For Bobbie, this leads to a lot of her character development: what does it mean to be a member of the Martian military? What does it mean to be a member of a society that values new things and forgets/disregards the virtues that were instilled in you from a young age? How do you move forward when everything around you is leaving you behind?
I had a player once who was running the same "escort a princess" module, and he had a character who was an undead bodyguard to the princess. His clan had sworn an oath to protect and preserve the queen and her descendants, and the queen had lived far longer than they expected. So even after they died their souls were still bound to their oath, and thus the guard continued to serve her well after dying.
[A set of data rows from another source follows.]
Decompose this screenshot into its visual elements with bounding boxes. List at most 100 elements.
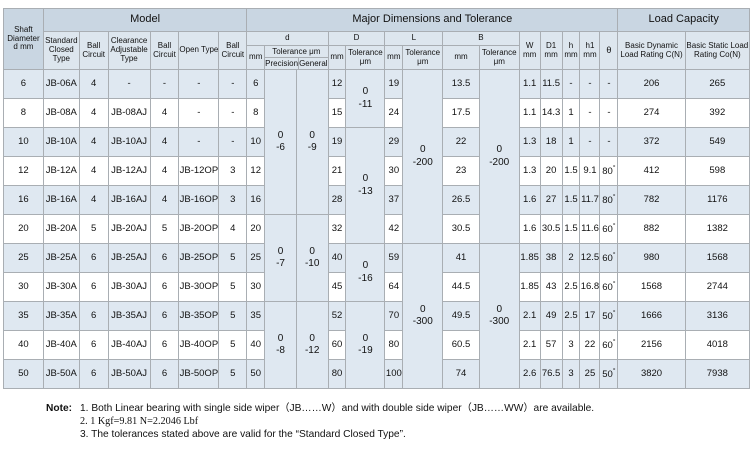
D-mm-header: mm	[327, 45, 347, 70]
D-tolerance-header: Tolerance μm	[345, 45, 386, 70]
cell-closed: JB-06A	[42, 69, 80, 99]
cell-ball3: 5	[218, 330, 248, 360]
cell-closed: JB-35A	[42, 301, 80, 331]
cell-D1: 76.5	[539, 359, 563, 389]
cell-D: 60	[327, 330, 347, 360]
B-mm-header: mm	[442, 45, 480, 70]
cell-C: 1568	[617, 272, 686, 302]
cell-theta: 80°	[599, 185, 619, 215]
table-row: 8 JB-08A 4 JB-08AJ 4- -8 15 24 17.5 1.1 14.3 1- -274…	[3, 98, 750, 128]
cell-B: 49.5	[442, 301, 480, 331]
cell-theta: -	[599, 69, 619, 99]
tolerance-upper: 0	[362, 260, 369, 271]
cell-theta: 50°	[599, 359, 619, 389]
ball-circuit-header: Ball Circuit	[218, 31, 248, 70]
cell-B: 74	[442, 359, 480, 389]
cell-clearance: JB-35AJ	[107, 301, 151, 331]
ball-circuit-header: Ball Circuit	[78, 31, 109, 70]
cell-shaft: 40	[3, 330, 44, 360]
cell-L: 42	[384, 214, 404, 244]
cell-d: 6	[246, 69, 266, 99]
tolerance-lower: -300	[412, 316, 433, 327]
cell-ball1: 4	[78, 127, 109, 157]
cell-open: -	[178, 127, 220, 157]
table-row: 20 JB-20A 5 JB-20AJ 5 JB-20OP 4 20 0 -7 0 -10 32 42 30…	[3, 214, 750, 302]
cell-d: 10	[246, 127, 266, 157]
cell-ball2: 6	[149, 301, 180, 331]
cell-closed: JB-08A	[42, 98, 80, 128]
tolerance-lower: -9	[307, 142, 317, 153]
D-tolerance: 0 -16	[345, 243, 386, 302]
cell-shaft: 20	[3, 214, 44, 244]
B-tolerance: 0 -300	[478, 243, 520, 389]
tolerance-upper: 0	[309, 332, 315, 344]
cell-d: 16	[246, 185, 266, 215]
cell-ball2: 6	[149, 330, 180, 360]
cell-theta: 60°	[599, 272, 619, 302]
cell-L: 70	[384, 301, 404, 331]
cell-open: JB-16OP	[178, 185, 220, 215]
cell-Co: 265	[684, 69, 750, 99]
W-header: W mm	[518, 31, 541, 70]
cell-h: -	[561, 69, 581, 99]
cell-shaft: 50	[3, 359, 44, 389]
cell-open: JB-40OP	[178, 330, 220, 360]
cell-h: 2.5	[561, 272, 581, 302]
cell-h1: 25	[579, 359, 601, 389]
cell-h1: 22	[579, 330, 601, 360]
cell-D1: 20	[539, 156, 563, 186]
cell-ball3: 3	[218, 185, 248, 215]
load-capacity-header: Load Capacity	[617, 8, 750, 32]
cell-closed: JB-50A	[42, 359, 80, 389]
cell-Co: 392	[684, 98, 750, 128]
tolerance-upper: 0	[362, 173, 369, 184]
D-group-header: D	[327, 31, 386, 46]
cell-ball1: 6	[78, 359, 109, 389]
cell-theta: 60°	[599, 243, 619, 273]
cell-D1: 38	[539, 243, 563, 273]
cell-h: 3	[561, 359, 581, 389]
cell-D: 80	[327, 359, 347, 389]
d-general-tolerance: 0 -9	[295, 69, 329, 215]
cell-ball2: 6	[149, 359, 180, 389]
cell-closed: JB-40A	[42, 330, 80, 360]
cell-ball1: 4	[78, 185, 109, 215]
cell-ball3: 5	[218, 272, 248, 302]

This led to a constant tension: on the one hand, you have your oath to protect the princess. On the other hand, the war that is going on isn't exactly your war: it's the war that the husband of the queen and his brother are waging against a neighbor. So where do you draw the line? What are you required to do? And that made for a very interesting and unique character arc.
These are great questions for a good character to face and answer, and are attainable within the span of a story or roleplay adventure. The arc is heavily driven by the campaign's plot instead of your own backstory or goals: what the game master does with the world heavily impacts the way you play the character. But you still get a lot of personal touch through how your character reacts to everything, helping to shape the narrative and potentially change the course of the campaign's plot through how you act, what you say, and how you influence the actions of the party.
You want your character to grow - every good character does. Even if you are just doing a one-off campaign session, have an idea of where you want to anchor your character's development, be that their backstory or an aspect of the plot. In the case of a shorter campaign the plot may not be a bad idea, as you may not have as much time to build out a backstory for your character.
But plot-centric character arcs also work in longer campaigns. I'm currently playing a cleric in a D&D campaign who has as plot-centric arc: his island was saved by his friends (the party), and so he has a debt to repay each of them to aid them which he is slowly repaying through their adventures. And along the way he is learning a lot about what it means to rule (and what qualities it takes to rule), what it means to be wealthy (and how a wealthy person should act), and the importance of hearth and home (which will eventually carry him home and close out his arc).
I've been playing this character for two years now, and I don't see him being phased out (save by death, maybe) anytime soon as he still has debts to pay. So you can do this for a longer campaign as well, just make sure that the elements you tie to the development of the character are sufficiently large enough to keep you moving forward for that long.